De facto, comunicação é o que não falta no meu dia de trabalho e garanto-vos que é da mais diversificada que pode haver, do português ao chinês, passando pelo italiano e não esquecendo o espanhol e o francês... Outra coisa que esta minha profissão tem de semelhante com a que, para a qual estudei é o movimento. Ora tanto estou nos Prazeres como, de repente, parece que cheguei à Índia com a ajuda do cheiro a caril no Martim Moniz.


Ingredientes à parte, posso então gabar-me de diariamente, e em conjunto com os meus colegas, satisfazer milhares de pessoas que vêem nos eléctricos um prazer único e inigualável. A palavra mais dita num dia é capaz de ser «Castelo», porque é onde todos querem ir, mas por vezes chegados à paragem do Castelo, poucos são os que conseguem resistir à tentação de continuar a viajar pelas ruas estreitas de Alfama no eléctrico.

Entre os sorrisos abertos, lá aparece alguém mais interessado em perceber como funciona o eléctrico. É francesa e aos poucos lá tenta meter conversa até que consegue mesmo. Confesso que não me importei nada, tal a simpatia e beleza da jovem que ficou surpreendida por eu falar francês. Lá lhe fui respondendo às perguntas e encantada com o funcionamento do «tramway», lá me disse que se vivesse em Lisboa era uma profissão que gostaria de ter...

Num instante chegámos à Rua da Conceição... «Au Revoir monsieur, merci pour votre sympathie et explications...», dizia a rapariga ao mesmo tempo que abandonava o eléctrico, não sem antes tirar uma foto junto ao eléctrico, para mais tarde recordar.


«Mas afinal quantas fotos tiram ao eléctrico por dia?», pergunta-me logo de seguida um senhor que aparenta ter acabado de chegar com a sua família do norte do país. - Milhares, disse-lhe. Se o Papa aparece "uma vez por semana na janela do Vaticano e vê-se milhares de flashes a serem disparados, imagine então nós que andamos todos os dias à janela" durante 8 horas aproximadamente... «são portanto, mais fotografados que o Papa!», ironizava o senhor.

Aos poucos o dia ia dando lugar à noite, mas o eléctrico continua com «casa cheia» e resta um espaço no lado esquerdo do guarda-freio. Já na casa dos 50, um senhor, pergunta-me se pode ali ficar até ao seu destino. Brasileiro a passar férias em Lisboa, dizia-se «maravilhado com a beleza da cidade e com os bondes, que de forma impressionante passam junto das casinhas»...

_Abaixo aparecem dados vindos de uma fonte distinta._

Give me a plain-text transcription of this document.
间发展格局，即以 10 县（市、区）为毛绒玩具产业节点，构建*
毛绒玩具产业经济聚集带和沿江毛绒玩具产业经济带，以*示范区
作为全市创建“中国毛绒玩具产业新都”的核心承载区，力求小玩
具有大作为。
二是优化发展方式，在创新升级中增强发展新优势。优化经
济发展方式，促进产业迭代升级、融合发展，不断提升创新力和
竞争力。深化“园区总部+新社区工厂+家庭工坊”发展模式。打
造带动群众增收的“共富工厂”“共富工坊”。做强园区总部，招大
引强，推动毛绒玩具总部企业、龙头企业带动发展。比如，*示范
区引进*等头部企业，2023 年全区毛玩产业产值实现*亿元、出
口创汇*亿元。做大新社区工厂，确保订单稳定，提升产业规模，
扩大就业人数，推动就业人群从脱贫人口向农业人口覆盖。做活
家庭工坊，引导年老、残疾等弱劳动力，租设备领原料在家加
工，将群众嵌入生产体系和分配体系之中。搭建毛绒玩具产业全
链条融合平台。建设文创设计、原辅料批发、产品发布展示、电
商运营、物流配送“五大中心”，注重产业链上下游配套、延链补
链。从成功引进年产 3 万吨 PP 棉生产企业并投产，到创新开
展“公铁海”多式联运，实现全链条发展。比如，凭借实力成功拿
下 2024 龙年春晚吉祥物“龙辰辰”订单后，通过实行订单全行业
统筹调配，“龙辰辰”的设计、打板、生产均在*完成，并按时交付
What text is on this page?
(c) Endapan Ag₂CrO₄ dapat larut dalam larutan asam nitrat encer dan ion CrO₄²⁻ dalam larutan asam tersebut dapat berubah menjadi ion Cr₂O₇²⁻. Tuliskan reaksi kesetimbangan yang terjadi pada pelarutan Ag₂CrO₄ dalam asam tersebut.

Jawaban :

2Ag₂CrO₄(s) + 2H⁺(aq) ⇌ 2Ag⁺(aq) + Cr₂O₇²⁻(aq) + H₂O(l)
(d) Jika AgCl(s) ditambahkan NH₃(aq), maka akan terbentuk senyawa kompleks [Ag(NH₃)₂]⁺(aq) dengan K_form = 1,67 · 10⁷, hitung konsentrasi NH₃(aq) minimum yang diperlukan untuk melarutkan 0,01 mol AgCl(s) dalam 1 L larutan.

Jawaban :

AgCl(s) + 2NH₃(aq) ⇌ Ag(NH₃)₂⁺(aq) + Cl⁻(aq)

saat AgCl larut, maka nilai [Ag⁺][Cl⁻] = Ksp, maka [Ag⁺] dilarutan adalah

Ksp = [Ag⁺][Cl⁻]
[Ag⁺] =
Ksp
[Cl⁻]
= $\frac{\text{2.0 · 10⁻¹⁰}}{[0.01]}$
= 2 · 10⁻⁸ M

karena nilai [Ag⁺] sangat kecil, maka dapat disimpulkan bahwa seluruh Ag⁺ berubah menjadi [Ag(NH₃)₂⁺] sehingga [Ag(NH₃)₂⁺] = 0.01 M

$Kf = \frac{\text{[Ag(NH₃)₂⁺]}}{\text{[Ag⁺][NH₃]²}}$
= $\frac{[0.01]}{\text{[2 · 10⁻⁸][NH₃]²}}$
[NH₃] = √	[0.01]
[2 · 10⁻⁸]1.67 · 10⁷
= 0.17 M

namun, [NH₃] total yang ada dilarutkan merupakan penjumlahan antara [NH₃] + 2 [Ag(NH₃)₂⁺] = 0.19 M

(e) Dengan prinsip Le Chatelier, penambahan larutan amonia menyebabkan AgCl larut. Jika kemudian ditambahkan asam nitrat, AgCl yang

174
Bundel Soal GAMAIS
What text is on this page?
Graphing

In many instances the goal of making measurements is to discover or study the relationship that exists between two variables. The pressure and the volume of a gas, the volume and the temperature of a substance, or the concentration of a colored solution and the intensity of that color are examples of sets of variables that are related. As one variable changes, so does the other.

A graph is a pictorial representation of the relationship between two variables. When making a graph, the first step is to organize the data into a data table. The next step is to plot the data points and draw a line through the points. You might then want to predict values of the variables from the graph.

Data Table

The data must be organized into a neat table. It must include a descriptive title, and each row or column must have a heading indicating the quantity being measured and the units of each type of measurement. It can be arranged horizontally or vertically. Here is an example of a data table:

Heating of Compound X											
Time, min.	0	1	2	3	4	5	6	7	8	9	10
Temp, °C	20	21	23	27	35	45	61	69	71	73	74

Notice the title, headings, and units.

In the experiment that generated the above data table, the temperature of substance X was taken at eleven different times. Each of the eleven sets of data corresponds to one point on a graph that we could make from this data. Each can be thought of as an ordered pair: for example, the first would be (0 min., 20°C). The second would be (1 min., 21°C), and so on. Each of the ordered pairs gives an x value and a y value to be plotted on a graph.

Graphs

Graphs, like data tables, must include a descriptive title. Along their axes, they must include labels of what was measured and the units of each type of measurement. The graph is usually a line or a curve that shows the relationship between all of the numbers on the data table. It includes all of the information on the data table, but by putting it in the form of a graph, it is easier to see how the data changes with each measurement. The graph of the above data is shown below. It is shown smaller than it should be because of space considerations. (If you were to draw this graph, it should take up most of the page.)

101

Com o calor que se fazia sentir no interior do eléctrico, muito graças ao facto de viajar rumo à Estrela bem ao jeito de sardinhas em lata, lá me disse a certa altura que ali naquele lugar é que «se está bem. É bom de mais sentir esse fresquinho.» mas nem um minuto passava e já estava a procurar outro lugar, porque o vento fez-lhe saltar o boné da cabeça, fazendo até lembrar a célebre frase de Vasco Santana nos anos 40... "porque chapéus há muitos!"


Fotos: Rafael Santos /
Alessandro Garofalo -Reuters

11 comentários:

Angelo disse...

Que post maravilhoso!

Angelo disse...

Que post maravilhoso!

Anónimo disse...

Muito bom! continua!!

Pingos de Chuva disse...

Descobri hoje este blog e gostei. Já fiz algumas vezes a carreira do 28 e, como alfacinha de gema que adora a sua cidade, adorei a viagem. Senti-me uma outsider no meio de tantos turistas mas valeu a pena. É uma das maneiras de conhecer esta cidade linda. Parabéns pelo blog. :)

Rafael Santos disse...

Pingos de Chuva,

Obrigado pelo comentário. Já agora, comod escubriu o blog? :)

Cumprimentos,

Rafael Santos

Anónimo disse...

É uma alegria saber que os que conduzem os eléctricos também os amam... É sem dúvida um prazer poder andar nos amarelos da carris :D

Pingos de Chuva disse...

Vi um comentário a um post mas sinceramente já não lembro em que blog. :)

CR 35 disse...

Rafael ,qualquer dia vens nos manuais de Turismo com referências ao Guarda Freio que entende várias Línguas e que charmosamente dá explicações técnicas ás meninas estrangeiras tal qual zézé camarinha. Good trips aboard vehicles CCFL,voyages à bord de véhicules bonne CCFL,乘坐汽车旅行的CCFL好,una buena viajes a bordo de vehículos CCFL.Boas viagens a bordo dos veículos da CCFL

Peão Indignado disse...

Descobri este blog através do Passeio Livre e já sou fã. É um prazer ler as histórias, as aventuras e desventuras aqui contidas. Parabéns.

Unknown disse...

Rafael, será que não há um único turista que 'ponha o dedo na ferida'? Lisboa é LINDA, sem dúvida, mas é(está)também MUITO suja e esburacada. O Rossio é gritante! Uma zona tão famosa e procurada/frequentada, está SEMPRE suja. É papeis,copos de bebidas, 'destakes', 'metros' e 'globais' por tudo o que é sítio. A calçada da dita praça,está tão suja, que parece cinzenta de origem! Os canteiros das árvores, com ervas daninhas, algumas já a fazer concorrência ás árvores em matéria de altura. As estradas....vergonhosas! Eu tenho vergonha de passar com o autocarro na Rua do Ouro. Mesmo com autocarros novos...parece o fim do mundo! Olho para o espelho....os estrangeiros sorriem lembrando-se que afinal estão em Portugal!

Rafael Santos disse...

Sim Armando, há os que dizem que Lisboa está suja e têem razão, mas já é tão mau vê-la nesse estado que dispenso aqui referir essa parte.

Um abraço.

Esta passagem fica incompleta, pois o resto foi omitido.